On December 17th, I am participating in a teleconference discussion about new technologies for The Concours Group. The idea is to ask “Which technologies do CIOs need to pay attention to – the next year, two years, five years or ten years out?
I won’t go into the timing details here – but here is a list of technology evolutions that I think will happen in the near future. Anyone with other solutions?
Wireless make cables obsolete, at least for the personal connection. New standards such as WIMAX, 802.11n (gigabit wireless Ethernet) and perhaps Zigbee or (finally) Bluetooth will make a serious dent in the demand for cables.
Telephones will run on the Internet rather than the other way around. VoIP will marginalize the incumbent telecommunications providers, as a classic disruptive technology.
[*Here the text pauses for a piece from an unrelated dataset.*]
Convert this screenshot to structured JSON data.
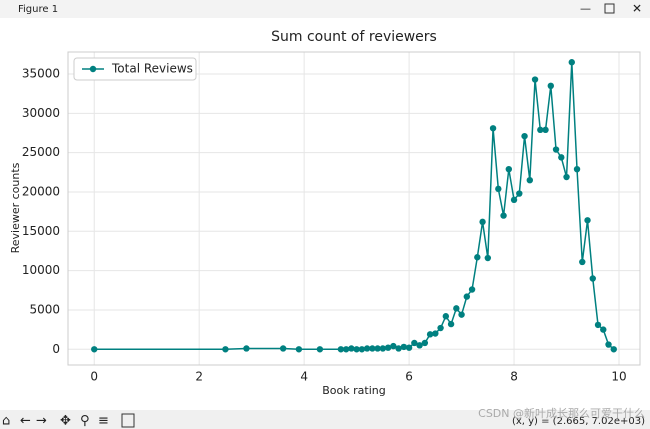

DRM will have modest success in the corporate market but not in consumer space: DRM – which only will work for identifiable and small customer sets – will be used by companies who want to limit access to their corporate information, especially in an era when employees can blog and extranets are the norm. In the consumer space, however, copy protection schemes will be broken and confirmation-based algorithms – the digital equivalent of calling the CD manufacturer and ask permission everytime you play a song – will not work this time either. In fact, never.
Multimedia content delivery over the net will take off. With broadband connections, cheaper digitizing technology, and content companies gradually beginning to understand that going to war on your customers is marketing myopia, delivery of content over the Internet will move from fringe to mainstream. TV stations (especially the public ones in Europe) have already started to delivering more and more of their content over the Internet. iTunes will get new competitors, and podcasting will become a serious alternative to truck-based music delivery.
Webservices will disappear as buzzword and appear as common practice. Enough said.
RFID will be implemented anywhere the privacy advocates can’t see it. After the outburst against RFID. it will be relegated to implementation at the case and pallet level, improving logistics further for the big retail chains. The in-store theft problem – which, incidentally, is mainly perpetrated by employees – will be solved by off-line solutions such as the Vensafe dispensing machines for small, expensive items, activated via plastic cards at the cash register.
The Ipod will move from music platform to information tool. With a 60 Gb hard disk and a small screen, the iPod will be able to store not only music, but also pictures and video snippets – and will become the basic item in a portable personal architecture – connected to cellphone, camera, PDA or combinations thereof.
China just might have the year of Penguin – in two years. Linux on the desktop is, I am sorry to say, a non-starter. Except, perhaps, in vertical markets (grade schools) or in China. Linux will continue to attack Microsoft from above (in servers) and below (as “device frosting” and operating system for the emerging OEM cellphone industry), but will not make much headway against the desktop for at least 3 more years.
Blogs and wikis will go mainstream and corporate. Blogs and wikis and other forms of loosely coupled collaborative software will be integrated into web browsers and email clients (using RSS) and will become the new, relatively spam-free way to distribute medium-intensity information streams.
An IT market for older people will open up, where companies compete on componentization and usability. Marketers will finally realize where the money is, and develop technology for the grey masses – as well as for their grandchildren, and the financial and informational interaction between the two.
Countries will invest in countering digital amnesia. Fueled by continued rapid growth in search engine technology speed and functionality, microfilm- and paper-based libraries will increasingly be put online. We will have the paperless library (and perhaps the paperless toilet) long before the paperless office.
The home office will become the new standard for office technology. Actually, this has already happened. Computers, printers and screens will increasingly be designed for the home office environment – and the corporate office will be designed as a bigger version of the home. This means more plug and play, more miniaturization, maintencance-free wireless and really quiet, inexpensive printers.
and, finally…..
10 years from now, IBM will issue a press release saying that voice recognition is the technology of the future, that the next release of ViaVoice is showing real promise, and that the time to ditch the keyboard is Real Soon Now…..
Well, so far, so good – I am sure I missed a lot, any suggestions?